In our instance, we are using MongoDB as our central registration database. Because Mongodb is “schemaless” it can handle your registration data however structured (i.e. it’s simple to add additional data, change data, etc). All of our servers are part of a mcollective “collective” and they periodically send their registration info (including puppet facts and last run summary info) into the “collective”. There is an MCollective registration agent that then receives the registration info and stores it in our central Mongo database in json format.

Here is a sanitized excerpt of some of the registration info produced by a query of the Mongo database, including the puppet_last_run_summary info:

Now that we have all this data centrally stored in a database, if you are using a monitoring application such as LogicMonitor, it’s easy to graph this data and setup alerting based on it.

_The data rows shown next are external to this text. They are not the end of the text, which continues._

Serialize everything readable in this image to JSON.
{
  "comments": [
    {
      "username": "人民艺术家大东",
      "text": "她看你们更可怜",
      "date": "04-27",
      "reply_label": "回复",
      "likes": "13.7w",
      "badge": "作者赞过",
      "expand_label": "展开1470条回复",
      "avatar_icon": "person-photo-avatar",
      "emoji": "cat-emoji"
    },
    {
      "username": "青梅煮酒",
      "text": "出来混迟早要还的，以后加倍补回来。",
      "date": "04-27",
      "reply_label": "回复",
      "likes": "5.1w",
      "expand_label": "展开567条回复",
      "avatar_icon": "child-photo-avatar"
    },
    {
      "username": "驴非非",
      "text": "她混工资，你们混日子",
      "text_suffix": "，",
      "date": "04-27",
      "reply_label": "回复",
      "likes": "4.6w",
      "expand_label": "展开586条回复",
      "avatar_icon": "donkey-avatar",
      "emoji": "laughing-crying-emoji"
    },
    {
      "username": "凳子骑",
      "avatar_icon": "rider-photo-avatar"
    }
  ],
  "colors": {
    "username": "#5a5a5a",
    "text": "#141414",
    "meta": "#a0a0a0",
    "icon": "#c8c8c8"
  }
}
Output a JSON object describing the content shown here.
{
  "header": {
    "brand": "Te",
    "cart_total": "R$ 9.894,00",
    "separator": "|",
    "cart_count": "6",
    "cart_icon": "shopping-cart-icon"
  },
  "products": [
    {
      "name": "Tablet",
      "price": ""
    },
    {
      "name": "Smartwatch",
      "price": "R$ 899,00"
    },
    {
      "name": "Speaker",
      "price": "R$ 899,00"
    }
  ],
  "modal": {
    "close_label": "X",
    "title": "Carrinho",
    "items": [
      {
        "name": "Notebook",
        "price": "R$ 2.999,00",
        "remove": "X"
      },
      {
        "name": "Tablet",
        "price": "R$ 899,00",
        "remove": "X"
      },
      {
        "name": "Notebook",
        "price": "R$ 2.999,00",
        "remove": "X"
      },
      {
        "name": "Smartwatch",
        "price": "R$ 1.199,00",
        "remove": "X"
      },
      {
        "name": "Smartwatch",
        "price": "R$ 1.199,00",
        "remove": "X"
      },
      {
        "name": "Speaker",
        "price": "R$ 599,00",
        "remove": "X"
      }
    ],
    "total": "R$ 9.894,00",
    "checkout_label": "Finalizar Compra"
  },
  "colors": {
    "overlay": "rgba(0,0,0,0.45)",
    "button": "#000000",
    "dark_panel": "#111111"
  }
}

The first piece of information inside the “puppet_last_run_summary” is under the “time” subsection and has key value “last_run”. As it suggests, this data indicates the time that puppet last ran. It is stored as a unix timestamp (number of seconds since the epoch, ie 00:00:00 UTC Jan 1st, 1970).  This value will be updated after each puppet run on the node itself, and then this updated value will be propagated to the database when the next registration run occurs. By comparing this timestamp against the current time, you can compute how long it has been since the last puppet run.

Here I have configured LogicMonitor to track this data. You can see below that the puppet runs are semi-random but generally occur every 15 minutes. The sawtooth pattern is a confluence of the puppet cron schedule, the registration interval, and the interval between monitoring checks. We could potentially lower the periods between registration runs, but this would be an unnecessary increase in overhead, and the current resolution of data points is more than sufficient for our purposes.



We are now able to set a threshold for alerting. For example, we may want to generate warning alerts if puppet has not updated for a period of 1 hour, and further escalations, at the 2 and 3 hour marks.

To extend this example a bit further, we can create additional graphs for any other datapoints tracked in the puppet_last_run_summary file.

Here are graphs tracking puppet events and the time per puppet run:


and here is an example of when something has gone off the rails..



In the above graph you can easily see that puppet runs stopped occurring at approximately 18:00.  Shortly after this time, an alert would be generated once the time exceeded configured thresholds, and administrators would be notified so that they may take corrective action.

Here’s an example of the alert generated within the LogicMonitor application:



All of our hosts are automatically added to the Mcollective registration, and thus are also automatically added to puppet last run monitoring.  This gives us peace of mind that we will alway be notified if there are issues with puppet updates.